だが、その数は恐ろしいほど多く、そのフロア中にスライムたちがぽよぽよと蠢いている。
「10や20何て数じゃないわよ!?どうなってるのよ!?」
アイスは他の二人にのみ聞こえるように静かに叫んだ。軽く数えるだけでもそこにいるスライムの数は30は超えている。どんなに高レベルな挑戦者であったとしてもこの数相手にするのは不可能である。ましてやここにいる女性三人では不可能だ。
「ト・・・トトマ様!?」
すると、ミラがそのスライムたちの中に衝撃的なものを発見してしまった。そのフロア、スライムだらけのフロアの中心にトトマらしき人物が一人佇んでいるのが目に入ったのだ。
「う、嘘でしょ!?こんな所にいたらすぐに死んじゃうって!?」
ミラの言葉に驚いて、ポポルも目を凝らしてトトマを探すと、確かにトトマがスライムに囲まれて立っている。
「ん?・・・ちょ!ちょっと!?二人とも!?」
そのフロアの異常な光景に注意を惹かれ、後方注意を怠っていたアイスが急に騒ぎ出した。何事かと思ってポポルとミラは辺りを見渡すと、いつの間にか自分たちの周りを10匹以上のスライムがうようよと取り囲んでいる状況に気が付いた。
「こ、これは・・・大ピンチだね・・・」
咄嗟に剣を構えて前に出るポポル。レベル差があるとはいえこの数相手では勝ち目はほとんどない。
「アイス、『爆薬草袋』とかないの?」
「そんなに持ってきてないわよ」
壁を背に武器を構える三人に、じわじわとにじり寄るスライムの群れ。
(・・・トトマ様!)
もう助からないと思い、ミラは目を瞑って心の中で叫んだ。
その時、
「だぁーーーーー!?待て待て待て待て、ちょっと待って!!!この人たちは仲間だよ!友達!仲間!分かる?」
フロアにいた無数のスライムに囲まれていたはずのトトマがスライムをかき分け、さっとミラたちの前に姿を現した。

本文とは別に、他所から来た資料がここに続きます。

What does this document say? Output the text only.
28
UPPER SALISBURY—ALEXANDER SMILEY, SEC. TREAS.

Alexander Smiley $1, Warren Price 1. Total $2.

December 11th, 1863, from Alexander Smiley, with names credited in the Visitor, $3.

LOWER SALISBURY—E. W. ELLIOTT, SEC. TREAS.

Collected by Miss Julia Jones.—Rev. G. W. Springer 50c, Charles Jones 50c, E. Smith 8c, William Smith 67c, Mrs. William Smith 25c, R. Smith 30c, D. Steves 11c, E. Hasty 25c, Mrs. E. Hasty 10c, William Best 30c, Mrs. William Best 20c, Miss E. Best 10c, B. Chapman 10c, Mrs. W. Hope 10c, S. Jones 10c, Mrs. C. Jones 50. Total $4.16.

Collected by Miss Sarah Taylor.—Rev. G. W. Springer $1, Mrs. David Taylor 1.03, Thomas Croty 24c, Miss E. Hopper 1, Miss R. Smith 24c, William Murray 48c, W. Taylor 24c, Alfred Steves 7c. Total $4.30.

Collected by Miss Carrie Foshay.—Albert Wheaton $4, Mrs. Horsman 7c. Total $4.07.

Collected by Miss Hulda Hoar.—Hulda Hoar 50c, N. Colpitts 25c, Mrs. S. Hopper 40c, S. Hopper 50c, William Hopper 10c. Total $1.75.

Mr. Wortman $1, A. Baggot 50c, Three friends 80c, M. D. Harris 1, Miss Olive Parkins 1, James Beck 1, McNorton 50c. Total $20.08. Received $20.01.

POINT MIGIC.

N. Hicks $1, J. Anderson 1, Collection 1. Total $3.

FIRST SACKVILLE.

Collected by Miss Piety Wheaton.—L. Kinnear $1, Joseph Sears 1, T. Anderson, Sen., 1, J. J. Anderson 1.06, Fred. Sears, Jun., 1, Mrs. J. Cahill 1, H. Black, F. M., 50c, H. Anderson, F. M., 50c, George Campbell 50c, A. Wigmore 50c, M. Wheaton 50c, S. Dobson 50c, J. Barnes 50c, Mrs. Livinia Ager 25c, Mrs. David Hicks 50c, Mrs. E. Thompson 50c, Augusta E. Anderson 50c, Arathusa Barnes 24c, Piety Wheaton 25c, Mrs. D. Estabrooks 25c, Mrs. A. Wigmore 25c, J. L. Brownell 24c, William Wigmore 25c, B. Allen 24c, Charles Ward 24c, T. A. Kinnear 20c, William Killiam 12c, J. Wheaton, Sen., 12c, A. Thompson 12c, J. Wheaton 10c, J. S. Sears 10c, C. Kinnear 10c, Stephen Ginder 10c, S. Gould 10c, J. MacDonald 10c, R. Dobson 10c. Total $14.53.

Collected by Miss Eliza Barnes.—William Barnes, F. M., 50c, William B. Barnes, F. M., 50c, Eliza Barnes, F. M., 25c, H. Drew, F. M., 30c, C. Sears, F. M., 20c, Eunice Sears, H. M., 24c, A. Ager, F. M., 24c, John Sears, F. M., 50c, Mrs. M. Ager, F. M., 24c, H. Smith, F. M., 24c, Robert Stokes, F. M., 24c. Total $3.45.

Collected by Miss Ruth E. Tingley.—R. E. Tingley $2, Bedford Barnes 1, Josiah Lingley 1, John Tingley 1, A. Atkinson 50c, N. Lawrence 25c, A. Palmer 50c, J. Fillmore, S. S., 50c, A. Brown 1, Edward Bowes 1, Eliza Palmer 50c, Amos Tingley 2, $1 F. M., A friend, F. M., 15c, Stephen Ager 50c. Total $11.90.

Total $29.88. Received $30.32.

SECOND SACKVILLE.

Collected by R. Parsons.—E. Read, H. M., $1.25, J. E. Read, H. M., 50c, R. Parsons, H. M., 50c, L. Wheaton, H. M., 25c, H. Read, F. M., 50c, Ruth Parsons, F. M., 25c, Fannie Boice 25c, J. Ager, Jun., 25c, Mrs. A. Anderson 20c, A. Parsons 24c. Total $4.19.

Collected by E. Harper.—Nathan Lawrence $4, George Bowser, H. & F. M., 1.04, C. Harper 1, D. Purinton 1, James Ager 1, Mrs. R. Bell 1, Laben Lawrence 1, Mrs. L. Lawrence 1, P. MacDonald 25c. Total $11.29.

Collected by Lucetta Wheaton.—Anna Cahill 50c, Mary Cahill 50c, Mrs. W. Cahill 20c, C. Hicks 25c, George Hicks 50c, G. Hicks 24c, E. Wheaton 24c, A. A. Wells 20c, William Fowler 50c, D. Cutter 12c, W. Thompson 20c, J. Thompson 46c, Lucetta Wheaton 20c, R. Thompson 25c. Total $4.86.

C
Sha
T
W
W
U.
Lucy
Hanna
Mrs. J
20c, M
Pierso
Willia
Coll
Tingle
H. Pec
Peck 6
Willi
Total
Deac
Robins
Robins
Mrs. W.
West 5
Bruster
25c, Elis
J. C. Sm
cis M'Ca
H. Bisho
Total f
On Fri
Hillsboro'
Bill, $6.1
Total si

「大丈夫だから!この人たちは攻撃してこないから!ほら、スラキチ!このスライムさんたちをフロアの方に連れて行って!!」
『了解、兄貴!!ほら、皆こっちだ、こっちに集合だ!!ほら、そこ!押さずにちゃんと並べよ!!』
突然目の前に現れて1人で騒ぐトトマに、ミラたちは唖然としていると、横からぽよんぽよんと一匹のスライムが現れた。そして、そのスライムは彼女たちの周りにいたスライムたちを連れてフロアへと弾んで戻っていく。
「ト・・・トトマ様!!」
未だに現状が掴みきれていなかったが、ミラはやっとの思いでトトマの名を呼ぶと、怖さと安心感からトトマの胸へと飛び込んだ。

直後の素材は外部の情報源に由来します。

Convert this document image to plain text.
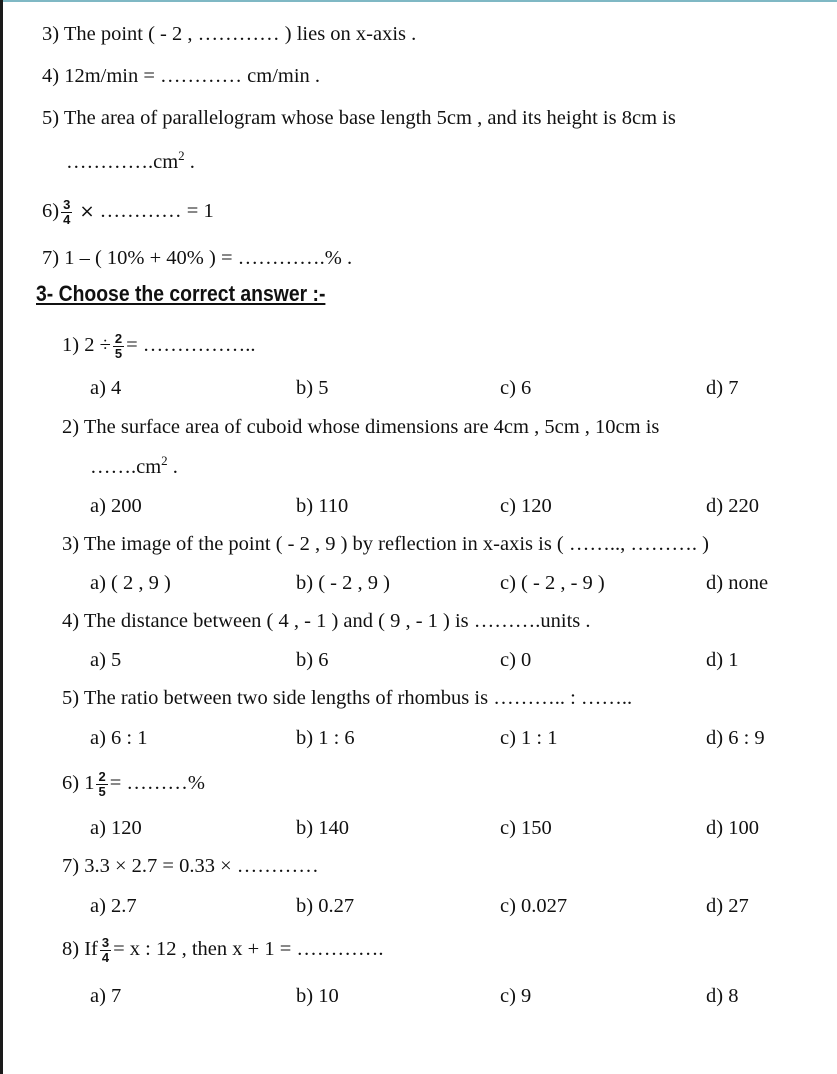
3) The point ( - 2 , ………… ) lies on x-axis .
4) 12m/min = ………… cm/min .
5) The area of parallelogram whose base length 5cm , and its height is 8cm is
$\dots\dots\dots\dots.cm^2$ .
$6) \frac{3}{4}$ × ………… = 1
7) 1 – ( 10% + 40% ) = ………….% .
3- Choose the correct answer :-
1) $2 \div \frac{2}{5}$ = ……………..
a) 4	b) 5	c) 6	d) 7
2) The surface area of cuboid whose dimensions are 4cm , 5cm , 10cm is
$\dots\dots.cm^2$ .
a) 200	b) 110	c) 120	d) 220
3) The image of the point ( - 2 , 9 ) by reflection in x-axis is ( …….., ………. )
a) ( 2 , 9 )	b) ( - 2 , 9 )	c) ( - 2 , - 9 )	d) none
4) The distance between ( 4 , - 1 ) and ( 9 , - 1 ) is ……….units .
a) 5	b) 6	c) 0	d) 1
5) The ratio between two side lengths of rhombus is ……….. : ……..
a) 6 : 1	b) 1 : 6	c) 1 : 1	d) 6 : 9
6) $1 \frac{2}{5}$ = ………%
a) 120	b) 140	c) 150	d) 100
7) 3.3 × 2.7 = 0.33 × …………
a) 2.7	b) 0.27	c) 0.027	d) 27
8) If $\frac{3}{4} = x$ : 12 , then x + 1 = ………….
a) 7	b) 10	c) 9	d) 8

「ミ、ミラ!?・・・それにポポルさんにアイスさんまで!?どうしてこんなところに?」
「どうしてじゃないよ!?こっちこそどうしてだよ!何なのさこのスライムの大軍は!?」
異常な光景が広がっているにも関わらず、平然としているトトマに驚きつつもポポルは少し強い口調でそう叫んだ。
「こ、これは・・・その」
「待ちなさいポポル、一旦場所を変えましょう。ダンジョン内のしかもこんな場所で話し合うことでもないわ。トトマ君もそれで良いわね?」
「はい・・・」
トトマは自分の胸で震えるミラをちらりと見て、アイスの提案を受け入れた。
かくして、トトマたちはフロアにみちみちに満ちたスライムの群れの謎を残したまま、『転送石』を使ってダンジョンから宿まで瞬時に帰還したのであった。
さて、大した力を持ち合わせないはずのトトマがどうしてスライムに囲まれていたのか。そして、どうして彼は無事でいられたのか、それが神々すらも知る由はない。